Other discounters are also experiencing increased sales, though some are seeing difficulties ahead as consumers trade down.
For example, Tennessee-based Dollar General Corp. on June 1 said same-store sales increased 1.6 per cent in its first quarter ended May 5. But its shares dropped 20 per cent after the company said it expects earnings to fall eight per cent on the year.
“Unfortunately, our customers are saying they’re having to rely more on food banks, savings, credit cards,” chief executive Jeff Owen said on a call with analysts.
Meanwhile, Washington-based Costco Wholesale Corp. reported that comparable store sales in Canada increased more than seven per cent on an adjusted basis, which excludes impacts from gasoline prices and foreign exchange rates, for its third quarter ended May 7. In the U.S., Costco’s same-store sales ticked up 1.8 per cent.
Richard Galanti, Costco’s chief financial officer, told analysts on a May 25 conference call that the company historically sees members shift purchases from beef to poultry in times of recession.
“We have seen some of that now,” he said. “We saw some (members) switch even to some canned products — canned chicken and canned tuna, things like that.”
The reason Dollarama has outperformed competitors could be because of COVID-19, Yarbrough said. In the U.S., the government was laxer with mandatory lockdowns compared to Canada, whose economy was reopened later in 2021.
“The guys in the United States were open … and they were considered essential retailers,” he said, adding that U.S. competitors posted strong comparisons through the pandemic. “They’re having difficulty comping over those comps.”

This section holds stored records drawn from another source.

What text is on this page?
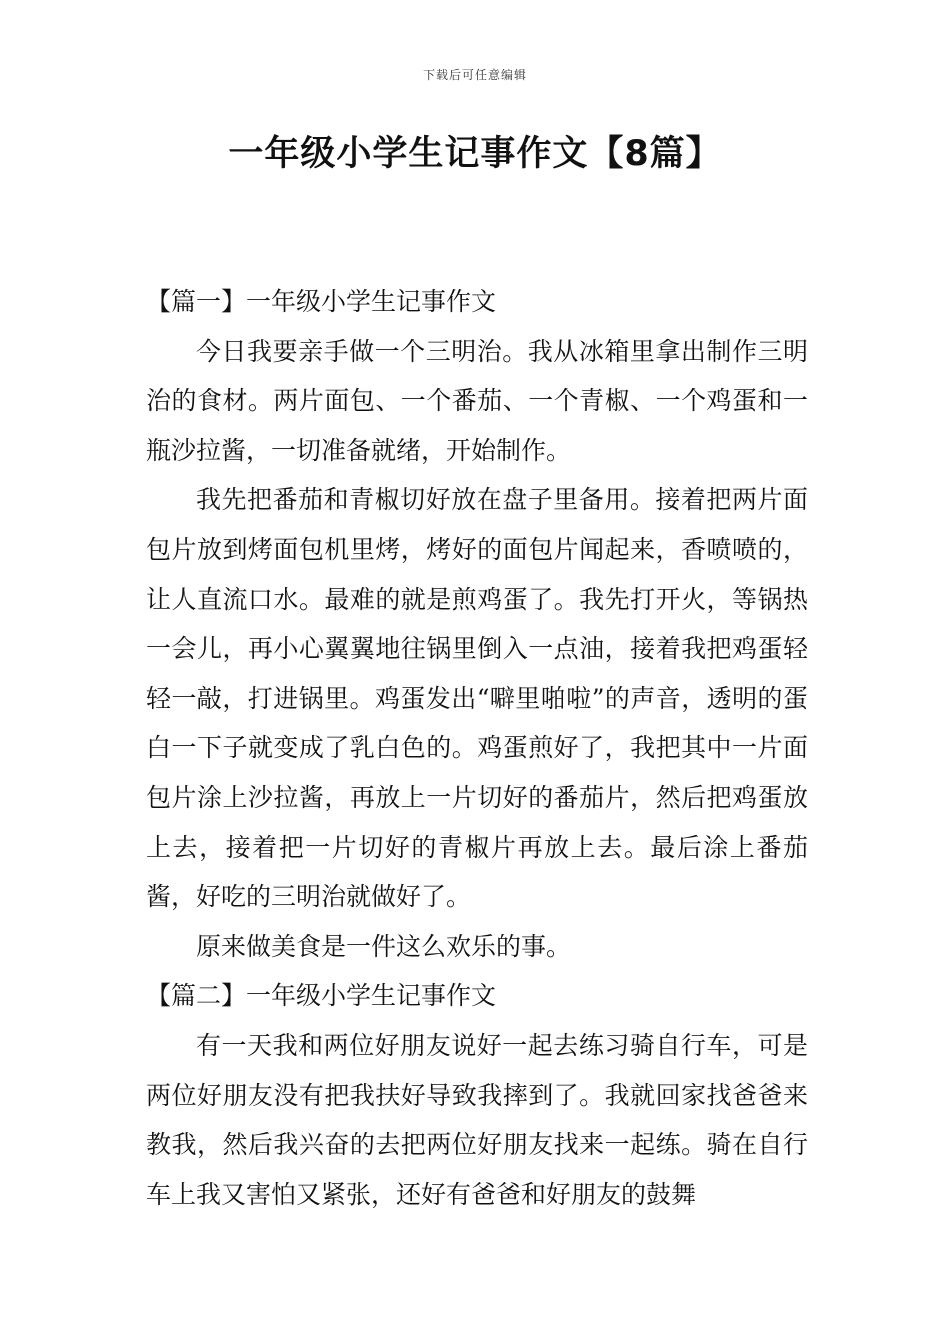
下载后可任意编辑
一年级小学生记事作文【8篇】

【篇一】一年级小学生记事作文

今日我要亲手做一个三明治。我从冰箱里拿出制作三明治的食材。两片面包、一个番茄、一个青椒、一个鸡蛋和一瓶沙拉酱，一切准备就绪，开始制作。

我先把番茄和青椒切好放在盘子里备用。接着把两片面包片放到烤面包机里烤，烤好的面包片闻起来，香喷喷的，让人直流口水。最难的就是煎鸡蛋了。我先打开火，等锅热一会儿，再小心翼翼地往锅里倒入一点油，接着我把鸡蛋轻轻一敲，打进锅里。鸡蛋发出“噼里啪啦”的声音，透明的蛋白一下子就变成了乳白色的。鸡蛋煎好了，我把其中一片面包片涂上沙拉酱，再放上一片切好的番茄片，然后把鸡蛋放上去，接着把一片切好的青椒片再放上去。最后涂上番茄酱，好吃的三明治就做好了。

原来做美食是一件这么欢乐的事。

【篇二】一年级小学生记事作文

有一天我和两位好朋友说好一起去练习骑自行车，可是两位好朋友没有把我扶好导致我摔到了。我就回家找爸爸来教我，然后我兴奋的去把两位好朋友找来一起练。骑在自行车上我又害怕又紧张，还好有爸爸和好朋友的鼓舞
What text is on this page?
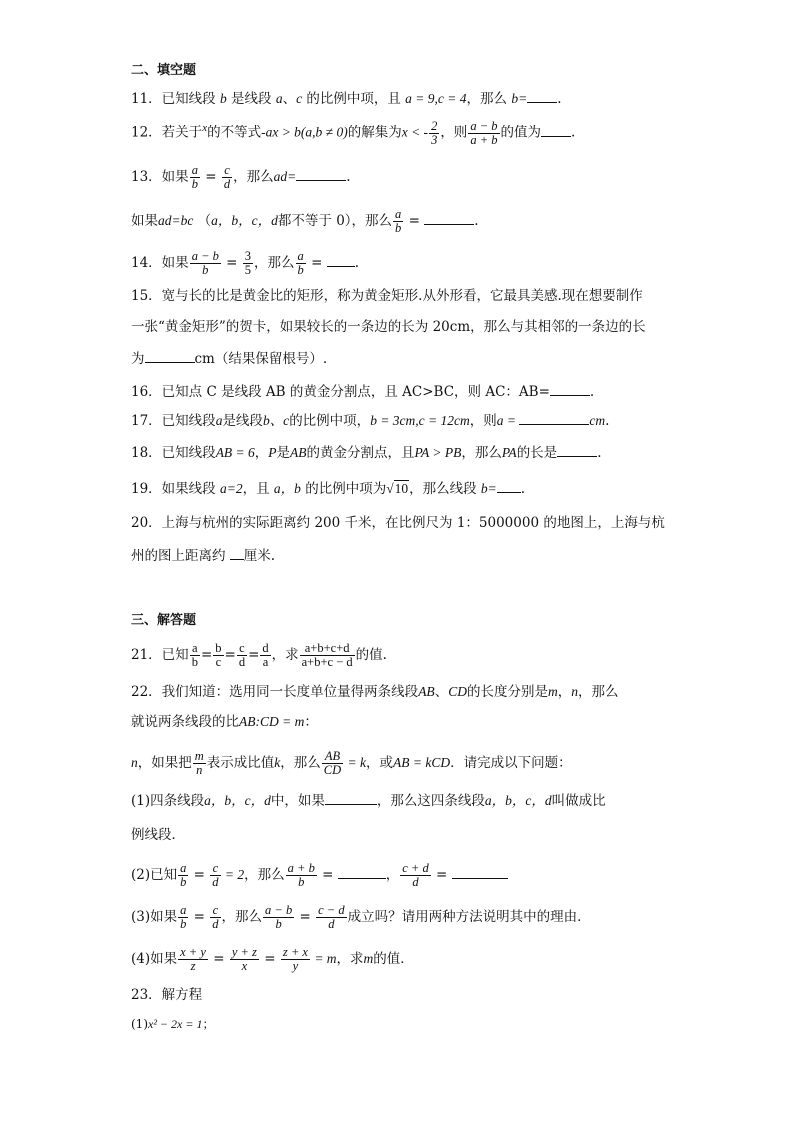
二、填空题
11．已知线段 b 是线段 a、c 的比例中项，且 a = 9,c = 4，那么 b= .
12．若关于$^x$的不等式-ax > b(a,b ≠ 0)的解集为x < - $\frac{2}{3}$ ，则 $\frac{a - b}{a + b}$ 的值为 .
13．如果 $\frac{a}{b} = \frac{c}{d}$ ，那么ad=	.
如果ad=bc （a，b，c，d都不等于 0），那么 $\frac{a}{b}$ =	.
14．如果 $\frac{a - b}{b} = \frac{3}{5}$ ，那么 $\frac{a}{b}$ = .
15．宽与长的比是黄金比的矩形，称为黄金矩形.从外形看，它最具美感.现在想要制作
一张“黄金矩形”的贺卡，如果较长的一条边的长为 20cm，那么与其相邻的一条边的长
为	cm（结果保留根号）.
16．已知点 C 是线段 AB 的黄金分割点，且 AC>BC，则 AC：AB=	.
17．已知线段a是线段b、c的比例中项，b = 3cm,c = 12cm，则a =	cm.
18．已知线段AB = 6，P是AB的黄金分割点，且PA > PB，那么PA的长是	.
19．如果线段 a=2，且 a，b 的比例中项为√10，那么线段 b= .
20．上海与杭州的实际距离约 200 千米，在比例尺为 1：5000000 的地图上，上海与杭
州的图上距离约 厘米.
三、解答题
21．已知 $\frac{a}{b} = \frac{b}{c} = \frac{c}{d} = \frac{d}{a}$ ，求 $\frac{a+b+c+d}{a+b+c - d}$ 的值.
22．我们知道：选用同一长度单位量得两条线段AB、CD的长度分别是m，n，那么
就说两条线段的比AB:CD = m：
n，如果把 $\frac{m}{n}$ 表示成比值k，那么 $\frac{AB}{CD} = k$，或AB = kCD．请完成以下问题：
(1)四条线段a，b，c，d中，如果	，那么这四条线段a，b，c，d叫做成比
例线段．
(2)已知 $\frac{a}{b} = \frac{c}{d} = 2$，那么 $\frac{a + b}{b}$ =	， $\frac{c + d}{d}$ =
(3)如果 $\frac{a}{b} = \frac{c}{d}$ ，那么 $\frac{a - b}{b} = \frac{c - d}{d}$ 成立吗？请用两种方法说明其中的理由．
(4)如果 $\frac{x + y}{z} = \frac{y + z}{x} = \frac{z + x}{y} = m$，求m的值．
23．解方程
(1)x² − 2x = 1；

Also, high- and middle-income consumers south of the border tend to get rid of some, but not all discretionary spending in trying economic times whereas lower-income shoppers struggle more, Yarbrough said. Lower-income Americans received stimulus cheques during the pandemic, but they mainly spent the money on non-essential products and didn’t save as much, he said.
“Inflation started ramping up and they ran out of those savings,” he said. “That definitely exaggerated the situation.”
On an aggregate level in Canada, the numbers show that consumer spending overall has been resilient even as the central bank has hiked interest rates, Clair Fan, economist at Royal Bank of Canada, said.
I don't think it's going to end soon, I can tell you that
Sylvain Charlebois
RBC card-spending data showed retail spending (minus car purchases) rose in April after slowing for four consecutive months. But breaking the numbers down shows that spending on discretionary goods has dropped while spending on discretionary services, particularly local entertainment, recreation and dining out, has remained steady.
Anecdotally, Fan said she is seeing more evidence of consumers trading down to make up for budget increases elsewhere.
“It only makes sense because it is quite a pretty drastic increase for a lot of households when it comes to what they’re paying to service their mortgages,” she said.
RBC said the average Canadian is currently using 15 per cent of their take-home income to pay off debt, whether that’s mortgages, credit cards or other loan types.
Part of the resilience in consumer spending has to do with the impact COVID-19 has had on higher-income households compared to lower-income ones, Fan said.
Lower-income households weren’t able to save as much during the pandemic and were more vulnerable to job insecurity, which has caused them to increasingly rely on credit cards to fund basic and necessary purchases.
It’s uncertain for how long Canadians might have to trade down, both Fan and Charlebois said. The Bank of Canada ended its brief pause on raising interest rates and economists are calling for a recession to possibly hit in the second half of this year.
“I don’t think it’s going to end soon, I can tell you that,” Charlebois said.